Thank you for contacting me about the Rosebank oil field and new North Sea oil and gas developments. In my view there is no response to the climate crisis that does not confront the problem of fossil fuel supply head on.

I appreciate your concerns on this issue. I believe the Government’s plan to double down on fossil fuels with new exploration in the North Sea is the wrong answer to the fossil fuel crisis we face.

Drilling for more oil and gas in the North Sea sends the message that the UK does not take the climate crisis seriously enough, and is not showing the leadership that is needed in this climate emergency.

I recognise that we need to continue to use the North Sea, including production from existing fields. However, new exploration there will have no effect on energy bills and would take a long time to come on stream – with an average of 28 years from exploration to production. Furthermore, it would divert investment from renewables and, as you know, drastically undermine our efforts to fight the climate crisis.

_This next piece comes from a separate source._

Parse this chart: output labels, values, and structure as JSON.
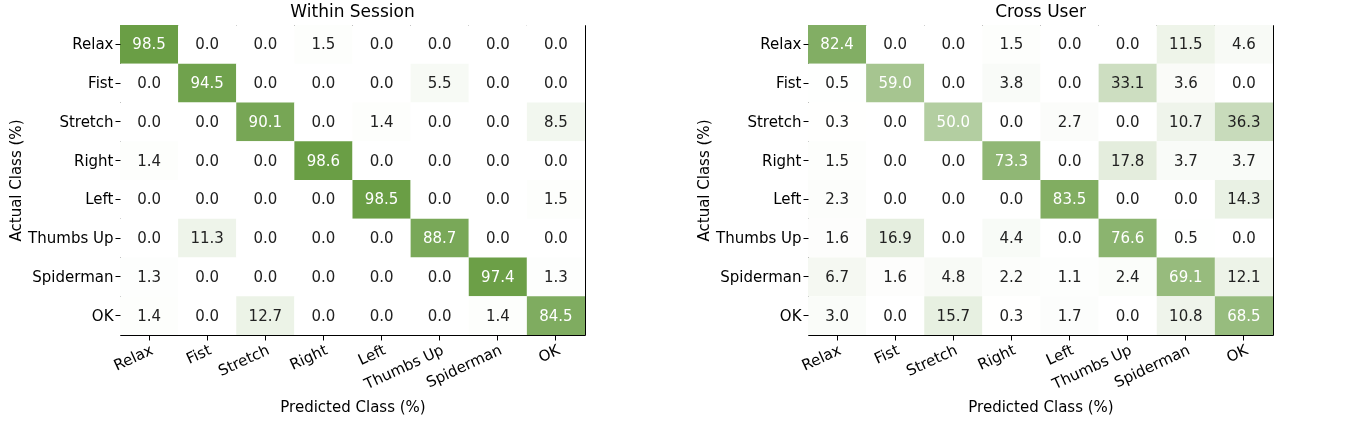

The UN warned last October that countries were on course to produce more than double the amount of fossil fuels by 2030 than would be consistent with limiting average global temperature increases to 1.5°C. The International Energy Agency, meanwhile, has made clear that the pathway the world needs to take to get to a net zero energy system by 2050 involves no new oil and gas fields being approved for development beyond projects already committed to as of last year. So, while we need a phased and just transition that ensures we protect the interests of oil and gas workers in the North Sea, that does not mean carrying on with a business-as-usual approach or pretending that the climate emergency does not exist.

More than a decade of under-investment and blocking of renewables, a failure to reduce our reliance on foreign oil and gas and the closure of natural gas storage in England have left this country extremely vulnerable to shocks on the international market, which is what we experienced after Covid and Putin’s invasion of Ukraine.

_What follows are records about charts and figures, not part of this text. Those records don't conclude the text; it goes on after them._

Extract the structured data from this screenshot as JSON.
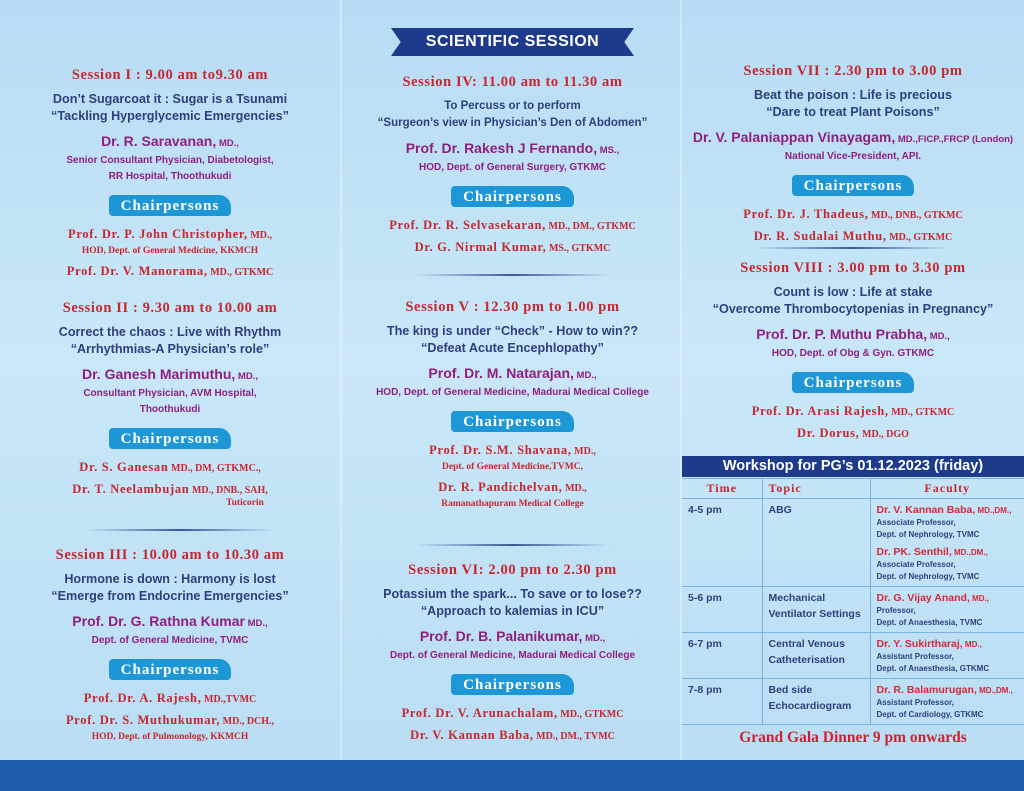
{
  "banner": "SCIENTIFIC SESSION",
  "chair_label": "Chairpersons",
  "columns": [
    [
      {
        "heading": "Session I : 9.00 am to9.30 am",
        "topic": [
          "Don’t Sugarcoat it : Sugar is a Tsunami",
          "“Tackling Hyperglycemic Emergencies”"
        ],
        "speaker": {
          "name": "Dr. R. Saravanan,",
          "quals": " MD.,"
        },
        "affiliation": [
          "Senior Consultant Physician, Diabetologist,",
          "RR Hospital, Thoothukudi"
        ],
        "chairs": [
          {
            "name": "Prof. Dr. P. John Christopher,",
            "quals": " MD.,",
            "affiliation": [
              "HOD, Dept. of  General Medicine, KKMCH"
            ]
          },
          {
            "name": "Prof. Dr. V. Manorama,",
            "quals": " MD., GTKMC",
            "affiliation": []
          }
        ]
      },
      {
        "heading": "Session II : 9.30 am to 10.00 am",
        "topic": [
          "Correct the chaos : Live with Rhythm",
          "“Arrhythmias-A Physician’s role”"
        ],
        "speaker": {
          "name": "Dr. Ganesh Marimuthu,",
          "quals": " MD.,"
        },
        "affiliation": [
          "Consultant Physician, AVM Hospital,",
          "Thoothukudi"
        ],
        "chairs": [
          {
            "name": "Dr. S. Ganesan",
            "quals": " MD., DM, GTKMC.,",
            "affiliation": []
          },
          {
            "name": "Dr. T. Neelambujan",
            "quals": " MD., DNB., SAH,",
            "affiliation": [
              "Tuticorin"
            ]
          }
        ]
      },
      {
        "heading": "Session III : 10.00 am to 10.30 am",
        "topic": [
          "Hormone is down : Harmony is lost",
          "“Emerge from Endocrine Emergencies”"
        ],
        "speaker": {
          "name": "Prof. Dr. G. Rathna Kumar",
          "quals": " MD.,"
        },
        "affiliation": [
          "Dept. of General Medicine, TVMC"
        ],
        "chairs": [
          {
            "name": "Prof. Dr. A. Rajesh,",
            "quals": " MD.,TVMC",
            "affiliation": []
          },
          {
            "name": "Prof. Dr. S. Muthukumar,",
            "quals": " MD., DCH.,",
            "affiliation": [
              "HOD, Dept. of Pulmonology, KKMCH"
            ]
          }
        ]
      }
    ],
    [
      {
        "heading": "Session IV: 11.00 am to 11.30 am",
        "small": true,
        "topic": [
          "To Percuss or to perform",
          "“Surgeon’s view in Physician’s  Den of Abdomen”"
        ],
        "speaker": {
          "name": "Prof. Dr. Rakesh J Fernando,",
          "quals": " MS.,"
        },
        "affiliation": [
          "HOD, Dept. of General Surgery, GTKMC"
        ],
        "chairs": [
          {
            "name": "Prof. Dr. R. Selvasekaran,",
            "quals": " MD., DM., GTKMC",
            "affiliation": []
          },
          {
            "name": "Dr. G. Nirmal Kumar,",
            "quals": " MS., GTKMC",
            "affiliation": []
          }
        ]
      },
      {
        "heading": "Session V : 12.30 pm to 1.00 pm",
        "topic": [
          "The king is under “Check” - How to win??",
          "“Defeat Acute Encephlopathy”"
        ],
        "speaker": {
          "name": "Prof. Dr. M. Natarajan,",
          "quals": " MD.,"
        },
        "affiliation": [
          "HOD, Dept. of General Medicine, Madurai Medical College"
        ],
        "chairs": [
          {
            "name": "Prof. Dr. S.M. Shavana,",
            "quals": " MD.,",
            "affiliation": [
              "Dept. of General Medicine,TVMC,"
            ]
          },
          {
            "name": "Dr. R. Pandichelvan,",
            "quals": " MD.,",
            "affiliation": [
              "Ramanathapuram Medical College"
            ]
          }
        ]
      },
      {
        "heading": "Session VI: 2.00 pm to 2.30 pm",
        "topic": [
          "Potassium the spark... To save or to lose??",
          "“Approach to kalemias in ICU”"
        ],
        "speaker": {
          "name": "Prof. Dr. B. Palanikumar,",
          "quals": " MD.,"
        },
        "affiliation": [
          "Dept. of General Medicine, Madurai Medical College"
        ],
        "chairs": [
          {
            "name": "Prof. Dr. V. Arunachalam,",
            "quals": " MD., GTKMC",
            "affiliation": []
          },
          {
            "name": "Dr. V. Kannan Baba,",
            "quals": " MD., DM., TVMC",
            "affiliation": []
          }
        ]
      }
    ],
    [
      {
        "heading": "Session VII : 2.30 pm to 3.00 pm",
        "topic": [
          "Beat the poison : Life is precious",
          "“Dare to treat Plant Poisons”"
        ],
        "speaker": {
          "name": "Dr. V. Palaniappan Vinayagam,",
          "quals": " MD.,FICP.,FRCP (London)"
        },
        "affiliation": [
          "National Vice-President, API."
        ],
        "chairs": [
          {
            "name": "Prof. Dr. J. Thadeus,",
            "quals": " MD., DNB., GTKMC",
            "affiliation": []
          },
          {
            "name": "Dr. R. Sudalai Muthu,",
            "quals": " MD., GTKMC",
            "affiliation": []
          }
        ]
      },
      {
        "heading": "Session VIII : 3.00 pm to 3.30 pm",
        "topic": [
          "Count is low : Life at stake",
          "“Overcome Thrombocytopenias in Pregnancy”"
        ],
        "speaker": {
          "name": "Prof. Dr. P. Muthu Prabha,",
          "quals": " MD.,"
        },
        "affiliation": [
          "HOD, Dept. of Obg & Gyn. GTKMC"
        ],
        "chairs": [
          {
            "name": "Prof. Dr. Arasi Rajesh,",
            "quals": " MD., GTKMC",
            "affiliation": []
          },
          {
            "name": "Dr. Dorus,",
            "quals": " MD., DGO",
            "affiliation": []
          }
        ]
      }
    ]
  ],
  "workshop": {
    "title": "Workshop for PG’s 01.12.2023 (friday)",
    "headers": [
      "Time",
      "Topic",
      "Faculty"
    ],
    "rows": [
      {
        "time": "4-5 pm",
        "topic": [
          "ABG"
        ],
        "faculty": [
          {
            "name": "Dr. V. Kannan Baba,",
            "quals": " MD.,DM.,",
            "lines": [
              "Associate Professor,",
              "Dept. of Nephrology, TVMC"
            ]
          },
          {
            "name": "Dr. PK. Senthil,",
            "quals": " MD.,DM.,",
            "lines": [
              "Associate Professor,",
              "Dept. of Nephrology, TVMC"
            ]
          }
        ]
      },
      {
        "time": "5-6 pm",
        "topic": [
          "Mechanical",
          "Ventilator Settings"
        ],
        "faculty": [
          {
            "name": "Dr. G. Vijay Anand,",
            "quals": " MD.,",
            "lines": [
              "Professor,",
              "Dept. of Anaesthesia, TVMC"
            ]
          }
        ]
      },
      {
        "time": "6-7 pm",
        "topic": [
          "Central Venous",
          "Catheterisation"
        ],
        "faculty": [
          {
            "name": "Dr. Y. Sukirtharaj,",
            "quals": " MD.,",
            "lines": [
              "Assistant Professor,",
              "Dept. of Anaesthesia, GTKMC"
            ]
          }
        ]
      },
      {
        "time": "7-8 pm",
        "topic": [
          "Bed side",
          "Echocardiogram"
        ],
        "faculty": [
          {
            "name": "Dr. R. Balamurugan,",
            "quals": " MD.,DM.,",
            "lines": [
              "Assistant Professor,",
              "Dept. of Cardiology, GTKMC"
            ]
          }
        ]
      }
    ]
  },
  "gala": "Grand Gala Dinner 9 pm onwards",
  "colors": {
    "heading": "#c8262f",
    "topic": "#2d3f7c",
    "speaker": "#8e1f7f",
    "pill": "#1d97d6",
    "banner": "#1e3a8a",
    "footer": "#1c5da9"
  }
}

It was only last month that our now former Tory Prime Minister would have allowed new fracking licenses across England. Yet fracking is part of the wider issue at the heart of this Tory Government who time and again have failed to appreciate the scale of the global warming crisis. For too long climate change has been viewed as tomorrow’s problem – an issue that will affect future generations.

Britain urgently needs to tackle the causes of climate change and invest in real renewable solutions to our energy supply, rather than simply finding more ways to extract dwindling supplies of fossil fuels.

The quickest, cheapest and best answer for our national energy security is a green energy sprint. New renewables are nine times cheaper than gas. They would not only help fight the climate crisis, but also increase our energy security and sovereignty, bring down bills and create jobs. It is for this reason I support calls to make our electricity system fossil fuel free by 2030, including by quadrupling offshore wind, doubling onshore wind and more than tripling solar, and with a new publicly-owned clean generation company – Great British Energy – helping to harness the power of Britain’s sun, wind and waves. We should also make energy efficiency a national mission, insulating 19 million homes across the UK.